As Erebor was only occupied in TA 1999, is it not possible that the Dwarves of Erebor in 3018/9 have surpassed the skill in mining and building of 1000 years prior, without surpassing the skill displayed in Beleriand in the Second Age?

That would fit the overall downward trend, with this being one of those brief reversals. We don't really get much information on the fate of Erebor after the War of the Ring, beyond Dwarves of Erebor helping to rebuild in Gondor and Rohan. Could this dispersal of Dwarves have contributed to the overall demise of the Dwarves as a people?
 
So you're suggesting that Gloin is "thinking locally." There's a certain commonsense to that -- that he's saying simply that the building works at Erebor were never that good before. But even so, it's still striking to me for the casualness of it. How are they better than the most brilliant dwarves of Moria who created it a thousand years before? That kind of thing just isn't done in Tolkien.

Like, for Gondor, the Return of the King is an enormous, momentous time, a rebirth after nearly 1000 years. And yet even it is framed as a hopeful restoration of an earlier plateau of peace & knowledge. A memory rather than a launching pad. (Reflected by the new White Tree, which is really just another memory, once-more-removed from its original source.)

So I agree Anthony that your suggestion is a plausible reading, but it still is a momentous thing.
 
The hobbits are also showing signs of societal progress and expansion at the end of the story. Granted, they’re not nearly as industrious as the dwarves or territorially aggressive as men, but they are growing. Given the evidence of co-habitation at Bree, it’s even possible that they gradually merged and intermarried with the Big Folk. Not sure if that would work with the dwarves and their more insular culture, but we can’t rule it out.
 
Was a great conversation last night and my appreciation to Prof. Olsen for the discussion!

Ardent Crayon, I was thinking a lot about hobbits after your post yesterday. I'm of two minds...

On the one hand, they seem to have been actually regressing through the later 3rd Age.

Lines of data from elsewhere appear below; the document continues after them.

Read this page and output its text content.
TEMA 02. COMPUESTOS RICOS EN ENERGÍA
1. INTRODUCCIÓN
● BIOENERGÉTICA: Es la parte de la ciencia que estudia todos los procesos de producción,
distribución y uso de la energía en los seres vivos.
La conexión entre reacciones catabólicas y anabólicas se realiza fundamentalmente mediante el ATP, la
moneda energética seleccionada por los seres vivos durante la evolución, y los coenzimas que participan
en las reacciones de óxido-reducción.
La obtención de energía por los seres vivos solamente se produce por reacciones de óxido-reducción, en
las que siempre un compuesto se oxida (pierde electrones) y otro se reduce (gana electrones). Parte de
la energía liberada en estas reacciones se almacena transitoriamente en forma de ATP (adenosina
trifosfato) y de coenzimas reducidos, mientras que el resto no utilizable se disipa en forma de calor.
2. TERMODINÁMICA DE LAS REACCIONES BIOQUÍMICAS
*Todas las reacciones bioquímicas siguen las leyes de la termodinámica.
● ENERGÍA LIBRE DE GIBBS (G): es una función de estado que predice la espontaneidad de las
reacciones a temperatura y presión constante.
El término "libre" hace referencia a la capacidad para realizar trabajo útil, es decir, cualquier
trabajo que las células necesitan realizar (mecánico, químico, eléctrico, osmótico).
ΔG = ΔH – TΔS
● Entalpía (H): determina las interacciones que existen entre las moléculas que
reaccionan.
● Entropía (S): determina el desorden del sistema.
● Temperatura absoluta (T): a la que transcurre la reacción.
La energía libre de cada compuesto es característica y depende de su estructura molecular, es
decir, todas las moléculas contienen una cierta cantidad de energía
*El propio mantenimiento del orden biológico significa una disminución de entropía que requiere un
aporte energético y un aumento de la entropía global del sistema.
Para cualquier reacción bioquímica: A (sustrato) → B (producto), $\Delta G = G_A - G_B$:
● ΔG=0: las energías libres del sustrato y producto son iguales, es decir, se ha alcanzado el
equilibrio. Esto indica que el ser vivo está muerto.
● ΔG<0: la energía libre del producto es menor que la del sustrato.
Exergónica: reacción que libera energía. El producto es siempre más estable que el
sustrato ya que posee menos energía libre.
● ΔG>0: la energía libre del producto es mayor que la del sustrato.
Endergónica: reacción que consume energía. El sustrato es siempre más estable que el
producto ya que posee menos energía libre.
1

At the Battle of Fornost a thousand years earlier, they were so intertwined into the wider world that they sent a host of archers to fight. But by the time of the story, hobbits don't even seem to remember that Arnor existed, outside a wispy legend here & there. Nothing in the outside world matters to them. And the small size of their villages suggests that they haven't done much population growth, etc.

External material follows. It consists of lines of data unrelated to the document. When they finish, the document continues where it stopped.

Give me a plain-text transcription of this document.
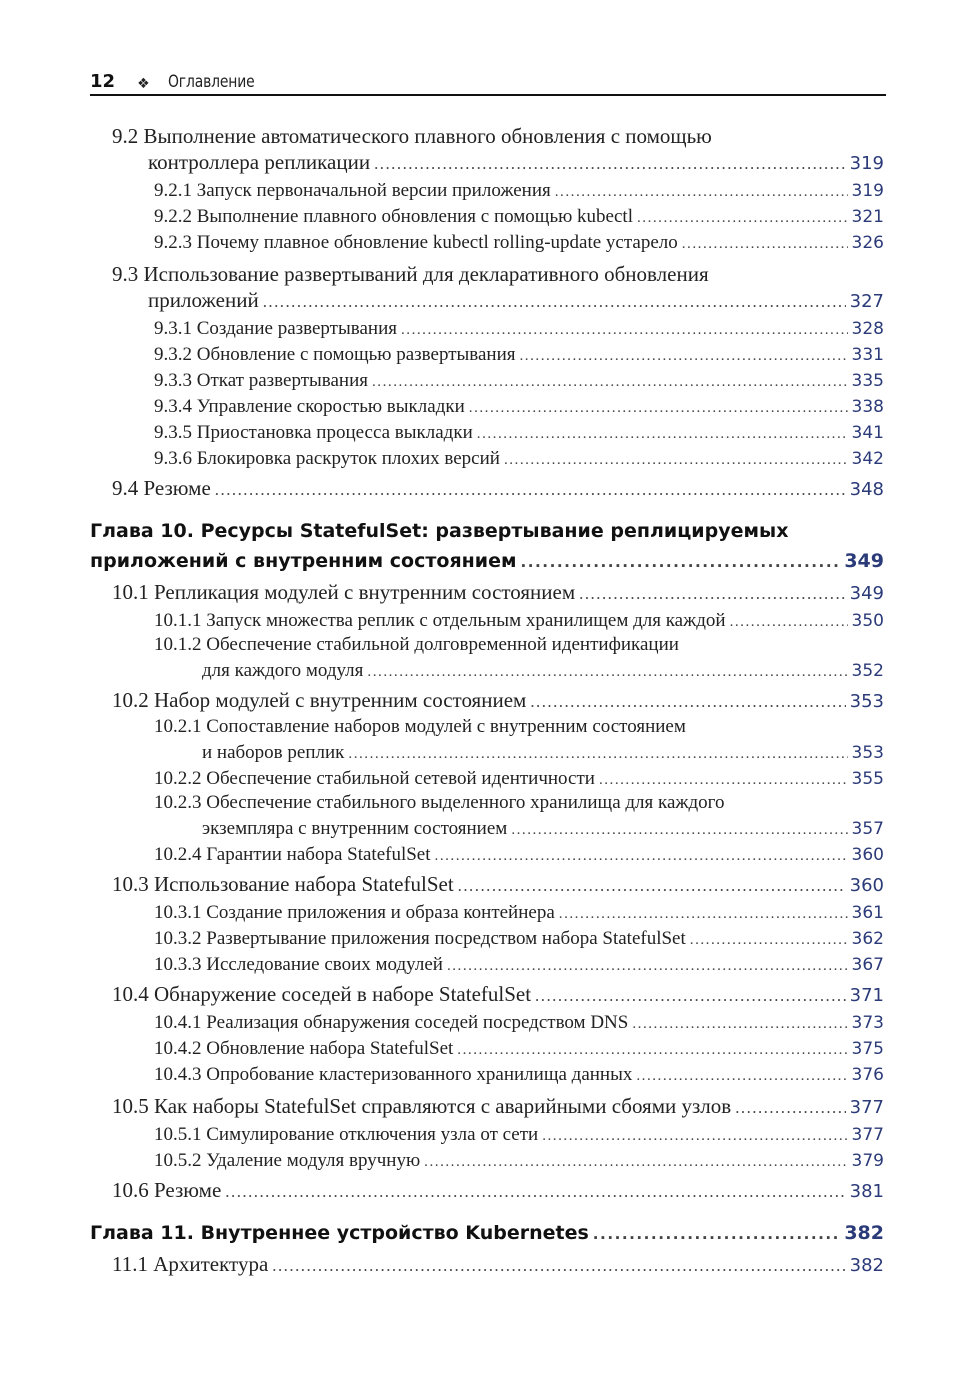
12 ❖ Оглавление
9.2 Выполнение автоматического плавного обновления с помощью
контроллера репликации .....	319
9.2.1 Запуск первоначальной версии приложения .....	319
9.2.2 Выполнение плавного обновления с помощью kubectl .....	321
9.2.3 Почему плавное обновление kubectl rolling-update устарело .....	326
9.3 Использование развертываний для декларативного обновления
приложений .....	327
9.3.1 Создание развертывания .....	328
9.3.2 Обновление с помощью развертывания .....	331
9.3.3 Откат развертывания .....	335
9.3.4 Управление скоростью выкладки .....	338
9.3.5 Приостановка процесса выкладки .....	341
9.3.6 Блокировка раскруток плохих версий .....	342
9.4 Резюме .....	348
Глава 10. Ресурсы StatefulSet: развертывание реплицируемых
приложений с внутренним состоянием .....	349
10.1 Репликация модулей с внутренним состоянием .....	349
10.1.1 Запуск множества реплик с отдельным хранилищем для каждой .....	350
10.1.2 Обеспечение стабильной долговременной идентификации
для каждого модуля .....	352
10.2 Набор модулей с внутренним состоянием .....	353
10.2.1 Сопоставление наборов модулей с внутренним состоянием
и наборов реплик .....	353
10.2.2 Обеспечение стабильной сетевой идентичности .....	355
10.2.3 Обеспечение стабильного выделенного хранилища для каждого
экземпляра с внутренним состоянием .....	357
10.2.4 Гарантии набора StatefulSet .....	360
10.3 Использование набора StatefulSet .....	360
10.3.1 Создание приложения и образа контейнера .....	361
10.3.2 Развертывание приложения посредством набора StatefulSet .....	362
10.3.3 Исследование своих модулей .....	367
10.4 Обнаружение соседей в наборе StatefulSet .....	371
10.4.1 Реализация обнаружения соседей посредством DNS .....	373
10.4.2 Обновление набора StatefulSet .....	375
10.4.3 Опробование кластеризованного хранилища данных .....	376
10.5 Как наборы StatefulSet справляются с аварийными сбоями узлов .....	377
10.5.1 Симулирование отключения узла от сети .....	377
10.5.2 Удаление модуля вручную .....	379
10.6 Резюме .....	381
Глава 11. Внутреннее устройство Kubernetes .....	382
11.1 Архитектура .....	382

On the other hand, *some* hobbits do definitely seem to be awakened again to the wider world, and to adventures. The friendship and notice of the King of Gondor is no small thing after all. :) And the gardens and trees that Sam planted throughout the Shire at the end of the story suggest that their local world will become lovelier than it has in living memory. Plus of course their land does grow when they annex the western lands up to the elvish towers.

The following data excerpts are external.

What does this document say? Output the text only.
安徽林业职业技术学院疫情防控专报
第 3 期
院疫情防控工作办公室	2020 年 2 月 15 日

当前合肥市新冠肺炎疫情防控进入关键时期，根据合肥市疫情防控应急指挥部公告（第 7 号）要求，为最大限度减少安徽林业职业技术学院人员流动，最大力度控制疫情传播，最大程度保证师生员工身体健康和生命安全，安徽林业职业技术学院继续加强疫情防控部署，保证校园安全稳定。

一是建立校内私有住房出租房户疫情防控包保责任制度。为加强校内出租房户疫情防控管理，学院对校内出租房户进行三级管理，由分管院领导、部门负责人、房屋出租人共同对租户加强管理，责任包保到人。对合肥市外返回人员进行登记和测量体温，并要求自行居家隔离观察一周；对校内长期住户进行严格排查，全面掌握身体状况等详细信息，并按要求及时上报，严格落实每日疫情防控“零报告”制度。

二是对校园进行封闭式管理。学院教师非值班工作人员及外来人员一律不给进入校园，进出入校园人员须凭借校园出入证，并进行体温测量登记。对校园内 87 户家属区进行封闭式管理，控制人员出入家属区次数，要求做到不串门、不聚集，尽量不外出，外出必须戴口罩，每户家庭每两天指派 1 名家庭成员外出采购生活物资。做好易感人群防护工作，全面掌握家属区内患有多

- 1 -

But do any of those steps mean that they're becoming more than they ever were? It doesn't seem it. The fact that a few hobbits go off on adventures nowadays just harks back to when they were a roaming and wandering peoples who traveled across the mountains and interacted with the wider world.

And I think the King's edict banning Big People from the Shire after the war is a big mistake. They're still being treated like children and worse, they seem to like it -- a group of little, inconsequential people living in a bubble, fully cut off from everything around them. Eventually fading away to shadows and furtive tiny forest-dwellers who skitter away at the approach of human feet.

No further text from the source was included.